Location
- Pot Hall Wilton Grove Heywood Greater Manchester, OL10 2AA England
- Coordinates: 53°35′11″N 2°13′21″W﻿ / ﻿53.58646°N 2.22253°W

Information
- Type: Voluntary aided school
- Religious affiliations: Roman Catholic / Church of England
- Local authority: Rochdale Council
- Department for Education URN: 131726 Tables
- Ofsted: Reports
- Headteacher: Karen Ames
- Gender: Coeducational
- Age: 11 to 16
- Enrolment: 750 as of December 2022^{[update]}
- Website: http://www.hfch.co.uk/

= Holy Family Roman Catholic and Church of England College =

Holy Family RC & CE College (formerly St Joseph's RC High School) is a coeducational secondary school located in Heywood in the English county of Greater Manchester.

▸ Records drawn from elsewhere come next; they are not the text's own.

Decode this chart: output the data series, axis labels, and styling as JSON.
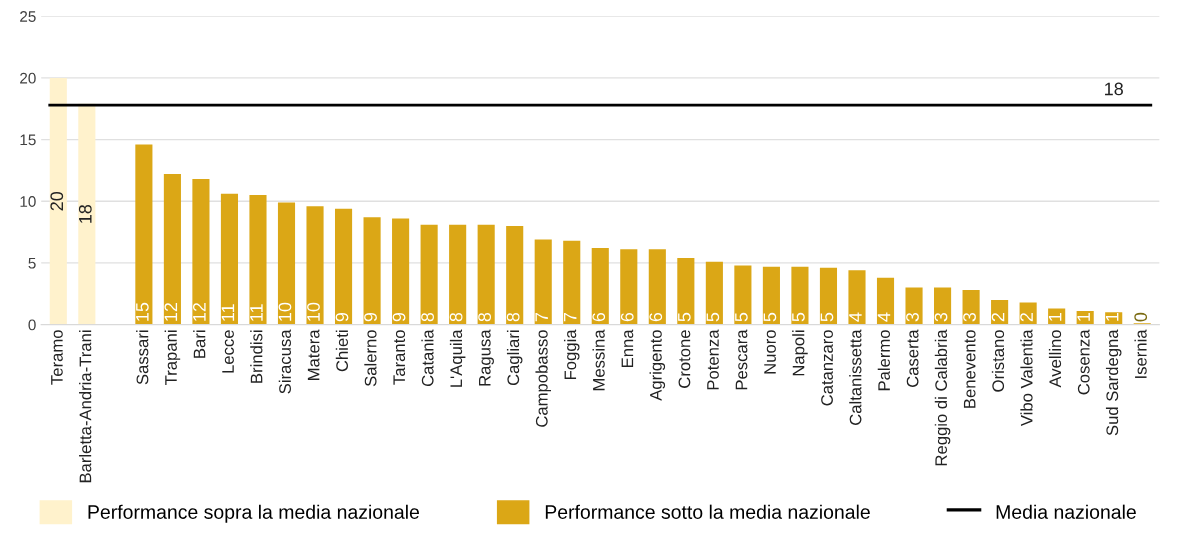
{
  "chart_data": {
    "type": "bar",
    "categories": [
      "Teramo",
      "Barletta-Andria-Trani",
      null,
      "Sassari",
      "Trapani",
      "Bari",
      "Lecce",
      "Brindisi",
      "Siracusa",
      "Matera",
      "Chieti",
      "Salerno",
      "Taranto",
      "Catania",
      "L'Aquila",
      "Ragusa",
      "Cagliari",
      "Campobasso",
      "Foggia",
      "Messina",
      "Enna",
      "Agrigento",
      "Crotone",
      "Potenza",
      "Pescara",
      "Nuoro",
      "Napoli",
      "Catanzaro",
      "Caltanissetta",
      "Palermo",
      "Caserta",
      "Reggio di Calabria",
      "Benevento",
      "Oristano",
      "Vibo Valentia",
      "Avellino",
      "Cosenza",
      "Sud Sardegna",
      "Isernia"
    ],
    "series": [
      {
        "name": "Performance sopra la media nazionale",
        "color": "#fff2cc",
        "values": [
          20.0,
          17.9,
          null,
          null,
          null,
          null,
          null,
          null,
          null,
          null,
          null,
          null,
          null,
          null,
          null,
          null,
          null,
          null,
          null,
          null,
          null,
          null,
          null,
          null,
          null,
          null,
          null,
          null,
          null,
          null,
          null,
          null,
          null,
          null,
          null,
          null,
          null,
          null,
          null
        ],
        "value_labels": [
          "20",
          "18",
          null,
          null,
          null,
          null,
          null,
          null,
          null,
          null,
          null,
          null,
          null,
          null,
          null,
          null,
          null,
          null,
          null,
          null,
          null,
          null,
          null,
          null,
          null,
          null,
          null,
          null,
          null,
          null,
          null,
          null,
          null,
          null,
          null,
          null,
          null,
          null,
          null
        ]
      },
      {
        "name": "Performance sotto la media nazionale",
        "color": "#dba716",
        "values": [
          null,
          null,
          null,
          14.6,
          12.2,
          11.8,
          10.6,
          10.5,
          9.9,
          9.6,
          9.4,
          8.7,
          8.6,
          8.1,
          8.1,
          8.1,
          8.0,
          6.9,
          6.8,
          6.2,
          6.1,
          6.1,
          5.4,
          5.1,
          4.8,
          4.7,
          4.7,
          4.6,
          4.4,
          3.8,
          3.0,
          3.0,
          2.8,
          2.0,
          1.8,
          1.3,
          1.1,
          1.0,
          0.1
        ],
        "value_labels": [
          null,
          null,
          null,
          "15",
          "12",
          "12",
          "11",
          "11",
          "10",
          "10",
          "9",
          "9",
          "9",
          "8",
          "8",
          "8",
          "8",
          "7",
          "7",
          "6",
          "6",
          "6",
          "5",
          "5",
          "5",
          "5",
          "5",
          "5",
          "4",
          "4",
          "3",
          "3",
          "3",
          "2",
          "2",
          "1",
          "1",
          "1",
          "0"
        ]
      }
    ],
    "ref_lines": [
      {
        "axis": "y",
        "value": 17.8,
        "label": "Media nazionale",
        "color": "#000000",
        "line_style": "solid"
      }
    ],
    "annotations": [
      {
        "text": "18",
        "x": "Sud Sardegna",
        "y": 17.8
      }
    ],
    "ylim": [
      0,
      25
    ],
    "yticks": [
      0,
      5,
      10,
      15,
      20,
      25
    ],
    "grid": "y",
    "legend": "bottom"
  }
}
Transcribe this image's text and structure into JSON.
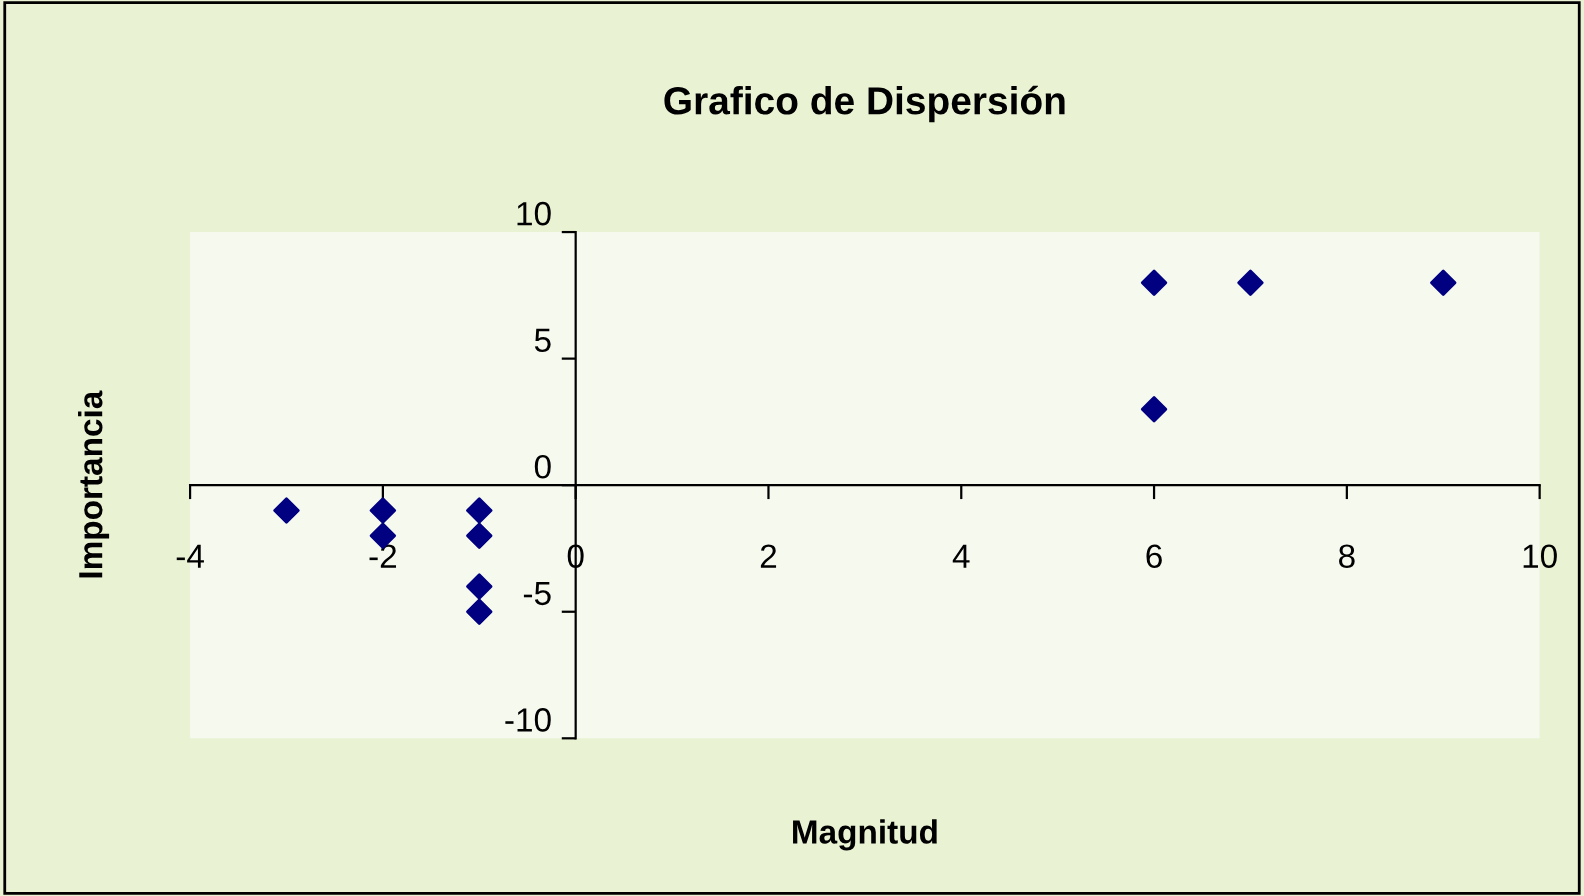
{
  "chart_data": {
    "type": "scatter",
    "title": "Grafico de Dispersión",
    "xlabel": "Magnitud",
    "ylabel": "Importancia",
    "x": [
      -3,
      -2,
      -2,
      -1,
      -1,
      -1,
      -1,
      6,
      6,
      7,
      9
    ],
    "series": [
      {
        "color": "#000080",
        "values": [
          -1,
          -1,
          -2,
          -1,
          -2,
          -4,
          -5,
          8,
          3,
          8,
          8
        ]
      }
    ],
    "xlim": [
      -4,
      10
    ],
    "xticks": [
      -4,
      -2,
      0,
      2,
      4,
      6,
      8,
      10
    ],
    "ylim": [
      -10,
      10
    ],
    "yticks": [
      -10,
      -5,
      0,
      5,
      10
    ],
    "marker": "diamond",
    "grid": false,
    "legend": false
  }
}
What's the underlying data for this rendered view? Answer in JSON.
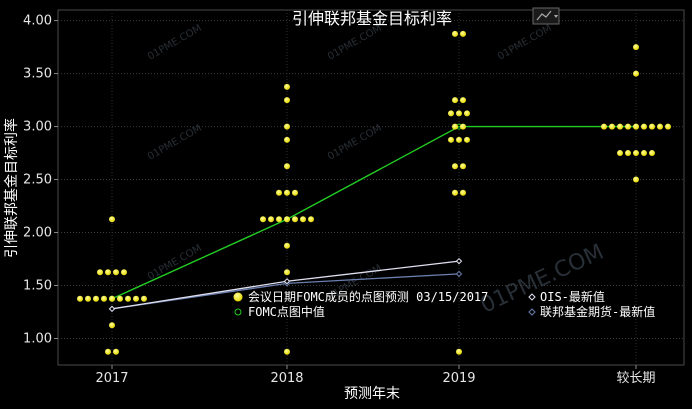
{
  "chart_data": {
    "type": "scatter",
    "title": "引伸联邦基金目标利率",
    "xlabel": "预测年末",
    "ylabel": "引伸联邦基金目标利率",
    "categories": [
      "2017",
      "2018",
      "2019",
      "较长期"
    ],
    "ylim": [
      0.75,
      4.1
    ],
    "yticks": [
      1.0,
      1.5,
      2.0,
      2.5,
      3.0,
      3.5,
      4.0
    ],
    "ytick_labels": [
      "1.00",
      "1.50",
      "2.00",
      "2.50",
      "3.00",
      "3.50",
      "4.00"
    ],
    "grid": true,
    "legend_position": "bottom-right",
    "dots": {
      "name": "会议日期FOMC成员的点图预测 03/15/2017",
      "color": "#ffff00",
      "points": [
        {
          "category": "2017",
          "value": 0.875,
          "count": 2
        },
        {
          "category": "2017",
          "value": 1.125,
          "count": 1
        },
        {
          "category": "2017",
          "value": 1.375,
          "count": 9
        },
        {
          "category": "2017",
          "value": 1.625,
          "count": 4
        },
        {
          "category": "2017",
          "value": 2.125,
          "count": 1
        },
        {
          "category": "2018",
          "value": 0.875,
          "count": 1
        },
        {
          "category": "2018",
          "value": 1.625,
          "count": 1
        },
        {
          "category": "2018",
          "value": 1.875,
          "count": 1
        },
        {
          "category": "2018",
          "value": 2.125,
          "count": 7
        },
        {
          "category": "2018",
          "value": 2.375,
          "count": 3
        },
        {
          "category": "2018",
          "value": 2.625,
          "count": 1
        },
        {
          "category": "2018",
          "value": 2.875,
          "count": 1
        },
        {
          "category": "2018",
          "value": 3.0,
          "count": 1
        },
        {
          "category": "2018",
          "value": 3.25,
          "count": 1
        },
        {
          "category": "2018",
          "value": 3.375,
          "count": 1
        },
        {
          "category": "2019",
          "value": 0.875,
          "count": 1
        },
        {
          "category": "2019",
          "value": 2.375,
          "count": 2
        },
        {
          "category": "2019",
          "value": 2.625,
          "count": 2
        },
        {
          "category": "2019",
          "value": 2.875,
          "count": 3
        },
        {
          "category": "2019",
          "value": 3.0,
          "count": 2
        },
        {
          "category": "2019",
          "value": 3.125,
          "count": 3
        },
        {
          "category": "2019",
          "value": 3.25,
          "count": 2
        },
        {
          "category": "2019",
          "value": 3.875,
          "count": 2
        },
        {
          "category": "较长期",
          "value": 2.5,
          "count": 1
        },
        {
          "category": "较长期",
          "value": 2.75,
          "count": 5
        },
        {
          "category": "较长期",
          "value": 3.0,
          "count": 9
        },
        {
          "category": "较长期",
          "value": 3.5,
          "count": 1
        },
        {
          "category": "较长期",
          "value": 3.75,
          "count": 1
        }
      ]
    },
    "series": [
      {
        "name": "FOMC点图中值",
        "color": "#22cc22",
        "marker": "ring",
        "values": [
          1.375,
          2.125,
          3.0,
          3.0
        ]
      },
      {
        "name": "OIS-最新值",
        "color": "#e0e0f0",
        "marker": "diamond",
        "values": [
          1.28,
          1.54,
          1.73,
          null
        ]
      },
      {
        "name": "联邦基金期货-最新值",
        "color": "#6a7fb0",
        "marker": "diamond",
        "values": [
          1.28,
          1.52,
          1.61,
          null
        ]
      }
    ]
  },
  "watermark": "01PME.COM",
  "chart_menu_icon": "line-chart-menu-icon"
}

It is a voluntary aided school administered by Rochdale Metropolitan Borough Council, the Roman Catholic Diocese of Salford and the Church of England Diocese of Manchester. It was previously known as St Joseph's RC High School serving the Catholic population of the local area, however it became a joint-faith Catholic/Church of England school in 2007 and was renamed Holy Family RC & CE College.

Holy Family RC & CE College offers GCSEs and BTECs as programmes of study for pupils.